Menulis di blog serasa lebih menyenangkan dibandingkan mengisi kertas kosong di laptopku dengan untaian kalimat penuh sitasi. Di blog inilah semua sudut pandangku tak perlu merujuk referensi. Teriakan kata penuh makna berasal dari hati. Tapi bukankah manusia itu adalah makhluk yang penuh dilema? Senang dan sedih kita sendiri yang membikinnya drama. Sudahlah, malam ini biarkan aku mengadu. Mengukir cerita yang bisa dibaca anak-anakku.
Hari ini 22 Desember. Hari ibu. Media sosial penuh dengan tulisan dan ucapan sedari fajar hinga senja. Sebagian ada pro dan kontra. Sang pro akan mengucapkan kata-kata indah di bawah foto sang ibunda. Kaum kontra akan menekankan dua hal : "setiap hari adalah hari ibu" dan "jangan mengucapkan di medsos saja". Entahlah, mau pro atau kontra, sebenarnya mereka sama-sama meramaikannya :)

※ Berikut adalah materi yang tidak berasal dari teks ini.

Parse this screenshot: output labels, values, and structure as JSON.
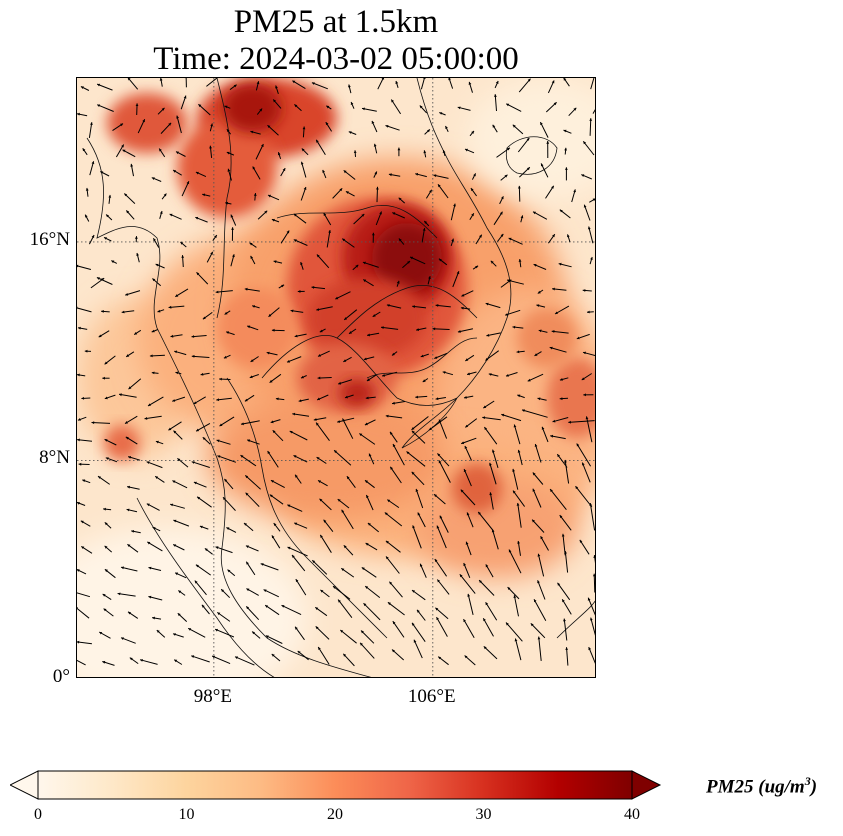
{
  "title": {
    "line1": "PM25 at 1.5km",
    "line2": "Time: 2024-03-02 05:00:00"
  },
  "map": {
    "region": "Southeast Asia (Indochina)",
    "lon_range": [
      93,
      112
    ],
    "lat_range": [
      0,
      22
    ],
    "lat_ticks": [
      {
        "value": 16,
        "label": "16°N"
      },
      {
        "value": 8,
        "label": "8°N"
      },
      {
        "value": 0,
        "label": "0°"
      }
    ],
    "lon_ticks": [
      {
        "value": 98,
        "label": "98°E"
      },
      {
        "value": 106,
        "label": "106°E"
      }
    ],
    "gridlines": "dotted",
    "wind_vectors": true,
    "hotspots_description": "highest PM25 over Laos/Thailand/Cambodia border region and northern Myanmar"
  },
  "colorbar": {
    "label": "PM25 (ug/m",
    "label_superscript": "3",
    "label_close": ")",
    "min": 0,
    "max": 40,
    "extend": "both",
    "colormap": "OrRd",
    "colors": [
      "#fff7ec",
      "#fee8c8",
      "#fdd49e",
      "#fdbb84",
      "#fc8d59",
      "#ef6548",
      "#d7301f",
      "#b30000",
      "#7f0000"
    ],
    "ticks": [
      {
        "value": 0,
        "label": "0"
      },
      {
        "value": 10,
        "label": "10"
      },
      {
        "value": 20,
        "label": "20"
      },
      {
        "value": 30,
        "label": "30"
      },
      {
        "value": 40,
        "label": "40"
      }
    ]
  }
}
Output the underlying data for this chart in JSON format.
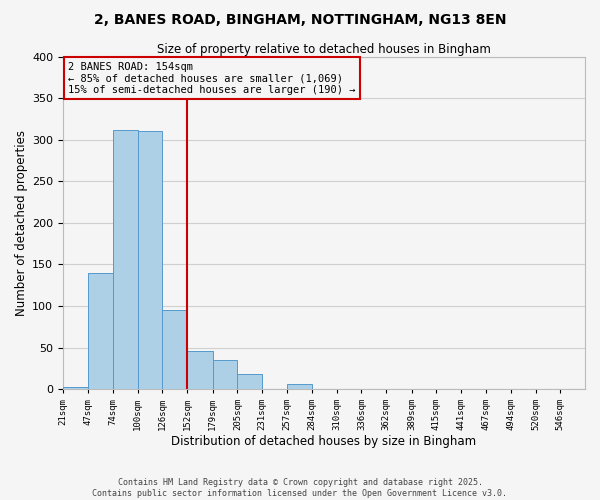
{
  "title1": "2, BANES ROAD, BINGHAM, NOTTINGHAM, NG13 8EN",
  "title2": "Size of property relative to detached houses in Bingham",
  "xlabel": "Distribution of detached houses by size in Bingham",
  "ylabel": "Number of detached properties",
  "bin_labels": [
    "21sqm",
    "47sqm",
    "74sqm",
    "100sqm",
    "126sqm",
    "152sqm",
    "179sqm",
    "205sqm",
    "231sqm",
    "257sqm",
    "284sqm",
    "310sqm",
    "336sqm",
    "362sqm",
    "389sqm",
    "415sqm",
    "441sqm",
    "467sqm",
    "494sqm",
    "520sqm",
    "546sqm"
  ],
  "bin_edges": [
    21,
    47,
    74,
    100,
    126,
    152,
    179,
    205,
    231,
    257,
    284,
    310,
    336,
    362,
    389,
    415,
    441,
    467,
    494,
    520,
    546
  ],
  "bar_heights": [
    3,
    140,
    312,
    311,
    95,
    46,
    35,
    18,
    0,
    6,
    0,
    0,
    0,
    0,
    0,
    0,
    0,
    0,
    0,
    0
  ],
  "bar_color": "#aed0e6",
  "bar_edge_color": "#5599cc",
  "vline_x": 152,
  "vline_color": "#cc0000",
  "annotation_line1": "2 BANES ROAD: 154sqm",
  "annotation_line2": "← 85% of detached houses are smaller (1,069)",
  "annotation_line3": "15% of semi-detached houses are larger (190) →",
  "box_edge_color": "#cc0000",
  "ylim": [
    0,
    400
  ],
  "yticks": [
    0,
    50,
    100,
    150,
    200,
    250,
    300,
    350,
    400
  ],
  "grid_color": "#d0d0d0",
  "bg_color": "#f5f5f5",
  "footnote1": "Contains HM Land Registry data © Crown copyright and database right 2025.",
  "footnote2": "Contains public sector information licensed under the Open Government Licence v3.0."
}
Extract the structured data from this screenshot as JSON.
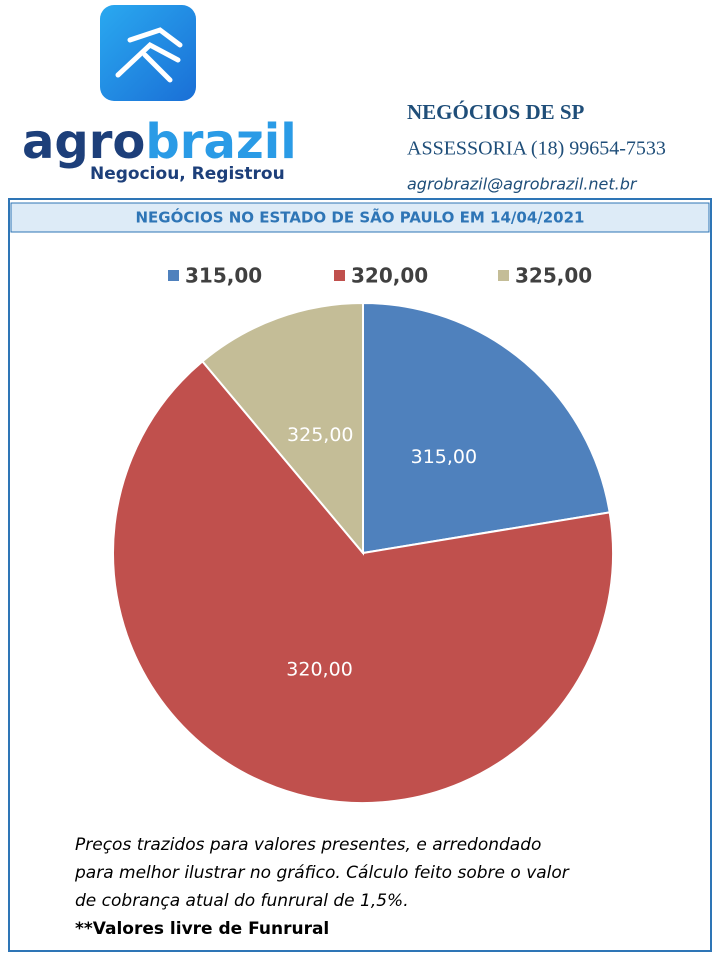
{
  "header": {
    "brand": [
      "agro",
      "brazil"
    ],
    "slogan": "Negociou, Registrou",
    "company": "NEGÓCIOS DE SP",
    "phone": "ASSESSORIA (18) 99654-7533",
    "email": "agrobrazil@agrobrazil.net.br"
  },
  "chart_data": {
    "type": "pie",
    "title": "NEGÓCIOS NO ESTADO DE SÃO PAULO EM 14/04/2021",
    "categories": [
      "315,00",
      "320,00",
      "325,00"
    ],
    "values": [
      22.4,
      66.5,
      11.1
    ],
    "colors": [
      "#4f81bd",
      "#c0504d",
      "#c4bd97"
    ],
    "legend": "top"
  },
  "notes": {
    "lines": [
      "Preços trazidos para valores presentes, e arredondado",
      "para melhor ilustrar no gráfico. Cálculo feito sobre o valor",
      "de cobrança atual do funrural de 1,5%."
    ],
    "bold": "**Valores livre de Funrural"
  }
}
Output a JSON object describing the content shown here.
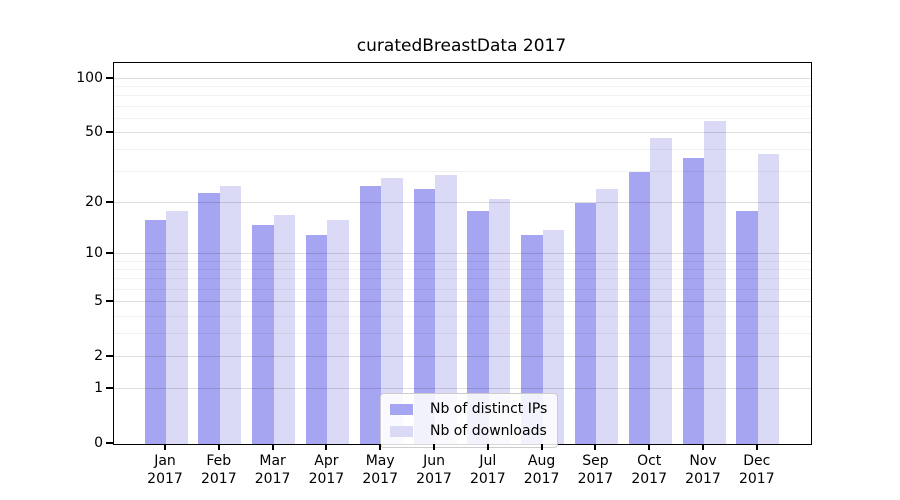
{
  "title": "curatedBreastData 2017",
  "chart_data": {
    "type": "bar",
    "title": "curatedBreastData 2017",
    "categories": [
      "Jan",
      "Feb",
      "Mar",
      "Apr",
      "May",
      "Jun",
      "Jul",
      "Aug",
      "Sep",
      "Oct",
      "Nov",
      "Dec"
    ],
    "category_year": "2017",
    "series": [
      {
        "name": "Nb of distinct IPs",
        "color": "#a5a5f2",
        "values": [
          16,
          23,
          15,
          13,
          25,
          24,
          18,
          13,
          20,
          30,
          36,
          18
        ]
      },
      {
        "name": "Nb of downloads",
        "color": "#dadaf7",
        "values": [
          18,
          25,
          17,
          16,
          28,
          29,
          21,
          14,
          24,
          47,
          58,
          38
        ]
      }
    ],
    "y_axis": {
      "scale": "log1p",
      "tick_labels": [
        "0",
        "1",
        "2",
        "5",
        "10",
        "20",
        "50",
        "100"
      ],
      "major_ticks": [
        0,
        1,
        2,
        5,
        10,
        20,
        50,
        100
      ],
      "minor_gridlines": [
        3,
        4,
        6,
        7,
        8,
        9,
        30,
        40,
        60,
        70,
        80,
        90
      ],
      "range_top": 122
    },
    "xlabel": "",
    "ylabel": "",
    "grid": true,
    "legend": {
      "position": "lower-center",
      "entries": [
        "Nb of distinct IPs",
        "Nb of downloads"
      ]
    }
  },
  "legend": {
    "items": [
      {
        "label": "Nb of distinct IPs"
      },
      {
        "label": "Nb of downloads"
      }
    ]
  }
}
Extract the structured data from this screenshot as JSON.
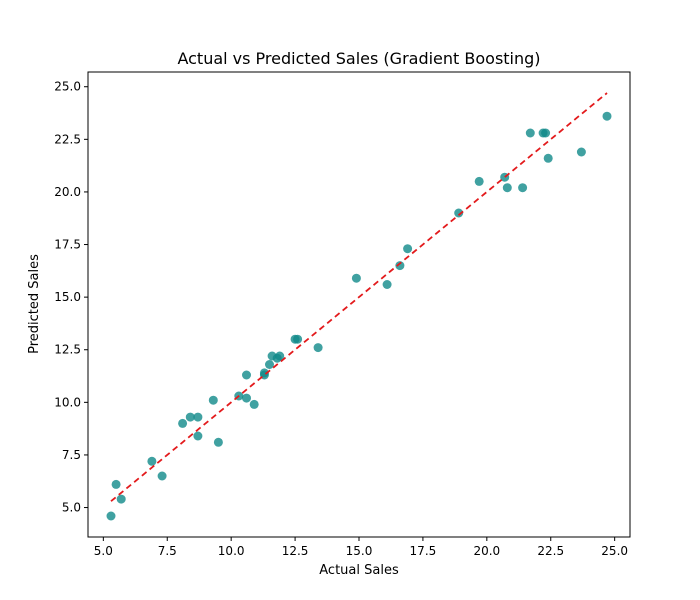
{
  "chart_data": {
    "type": "scatter",
    "title": "Actual vs Predicted Sales (Gradient Boosting)",
    "xlabel": "Actual Sales",
    "ylabel": "Predicted Sales",
    "xlim": [
      4.4,
      25.6
    ],
    "ylim": [
      3.6,
      25.7
    ],
    "xticks": [
      5.0,
      7.5,
      10.0,
      12.5,
      15.0,
      17.5,
      20.0,
      22.5,
      25.0
    ],
    "yticks": [
      5.0,
      7.5,
      10.0,
      12.5,
      15.0,
      17.5,
      20.0,
      22.5,
      25.0
    ],
    "grid": false,
    "point_color": "#108a8a",
    "reference_line": {
      "style": "dashed",
      "color": "#e31a1c",
      "from": [
        5.3,
        5.3
      ],
      "to": [
        24.7,
        24.7
      ]
    },
    "points": [
      {
        "x": 5.3,
        "y": 4.6
      },
      {
        "x": 5.5,
        "y": 6.1
      },
      {
        "x": 5.7,
        "y": 5.4
      },
      {
        "x": 6.9,
        "y": 7.2
      },
      {
        "x": 7.3,
        "y": 6.5
      },
      {
        "x": 8.1,
        "y": 9.0
      },
      {
        "x": 8.4,
        "y": 9.3
      },
      {
        "x": 8.7,
        "y": 8.4
      },
      {
        "x": 8.7,
        "y": 9.3
      },
      {
        "x": 9.3,
        "y": 10.1
      },
      {
        "x": 9.5,
        "y": 8.1
      },
      {
        "x": 10.3,
        "y": 10.3
      },
      {
        "x": 10.6,
        "y": 10.2
      },
      {
        "x": 10.6,
        "y": 11.3
      },
      {
        "x": 10.9,
        "y": 9.9
      },
      {
        "x": 11.3,
        "y": 11.3
      },
      {
        "x": 11.3,
        "y": 11.4
      },
      {
        "x": 11.5,
        "y": 11.8
      },
      {
        "x": 11.6,
        "y": 12.2
      },
      {
        "x": 11.8,
        "y": 12.1
      },
      {
        "x": 11.9,
        "y": 12.2
      },
      {
        "x": 12.5,
        "y": 13.0
      },
      {
        "x": 12.6,
        "y": 13.0
      },
      {
        "x": 13.4,
        "y": 12.6
      },
      {
        "x": 14.9,
        "y": 15.9
      },
      {
        "x": 16.1,
        "y": 15.6
      },
      {
        "x": 16.6,
        "y": 16.5
      },
      {
        "x": 16.9,
        "y": 17.3
      },
      {
        "x": 18.9,
        "y": 19.0
      },
      {
        "x": 19.7,
        "y": 20.5
      },
      {
        "x": 20.7,
        "y": 20.7
      },
      {
        "x": 20.8,
        "y": 20.2
      },
      {
        "x": 21.4,
        "y": 20.2
      },
      {
        "x": 21.7,
        "y": 22.8
      },
      {
        "x": 22.2,
        "y": 22.8
      },
      {
        "x": 22.3,
        "y": 22.8
      },
      {
        "x": 22.4,
        "y": 21.6
      },
      {
        "x": 23.7,
        "y": 21.9
      },
      {
        "x": 24.7,
        "y": 23.6
      }
    ]
  }
}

Tapi aku tidak fokus ke netizen. Itu urusan mereka. Aku fokus ke ibundaku yang mulai menua. Sebagian manusia pasti mengharapkan sosok ibu yang cantik baik hati bak ibu peri taman surga. Tapi tak semua orang beruntung mendapatkannya. Sebagian yang lain merasa cukup dan bersyukur memiliki ibu yang sekarang sebagai karunia. Mungkin akulah yang kedua.
Dari kacamata dunia, mungkin mamaku bukan apa-apa. Bukan pejabat negara. Bukan manusia sempurna. Beliau hanya wanita yang melahirkanku dengan tiba-tiba. Mau mengurusku yang rakus minum susu hingga dewasa. Beliau yang mengajariku menulis dan membaca. Maka, kadang aku tak setuju dengan lirik lagu guru,"tanpamu apa jadinya aku. tak bisa baca tulis". Karena aku sudah bisa baca tulis jauh sebelum bersekolah :) Dari sudut pandangku, dialah segalanya. Banyak kebaikan yang mengalir di darahku. Kegigihannya selalu terukir saat membesarkanku seorang diri sebelum akhirnya aku punya keluarga yang sempurna. Kebaikannya mengiringiku hingga kini aku membina rumah tangga dengan lelaki pilihanku sendiri :)
Setelah menikah, aku mendapatkan ibu baru. Sebenarnya ibu mertua. Tapi di awal kami sudah berjanji bahwa tidak akan ada mertua-menantu. Sekarang yang kupunya adalah mama, bapak, abah, dan ibu. Tak butuh waktu lama untuk bisa dekat menjadi satu. Kelembutannya memberiku kenyamanan yang selalu kurindukan saat jauh. Keikhlasannya membuat bahtera pernikahanku bahagia selalu. Kalimat I love you sudah jadi jargon kami tanpa malu. Ada beberapa saat yang membuat beliaulah orang pertama yang aku hubungi saat ingin mencurahkan isi hati. Aku pernah menelepon beliau di suatu malam yang hujan sambil menangis. Setelahnya aku sudah tertawa-tawa bagai anak kecil yang diberi permen. Mungkin suamiku tidak tahu hehe.
Aku merasa beruntung memiliki dua ibunda yang luar biasa. Semoga keduanya selalu sehat dan bahagia. Menjadi seorang ibu sangatlah mulia. Namun aku tahu, dalam keberjalanannya tentu banyak aral yang menerpa. Inilah PR untukku.
Anak-anakku kelak, semoga kalian pun bangga padaku.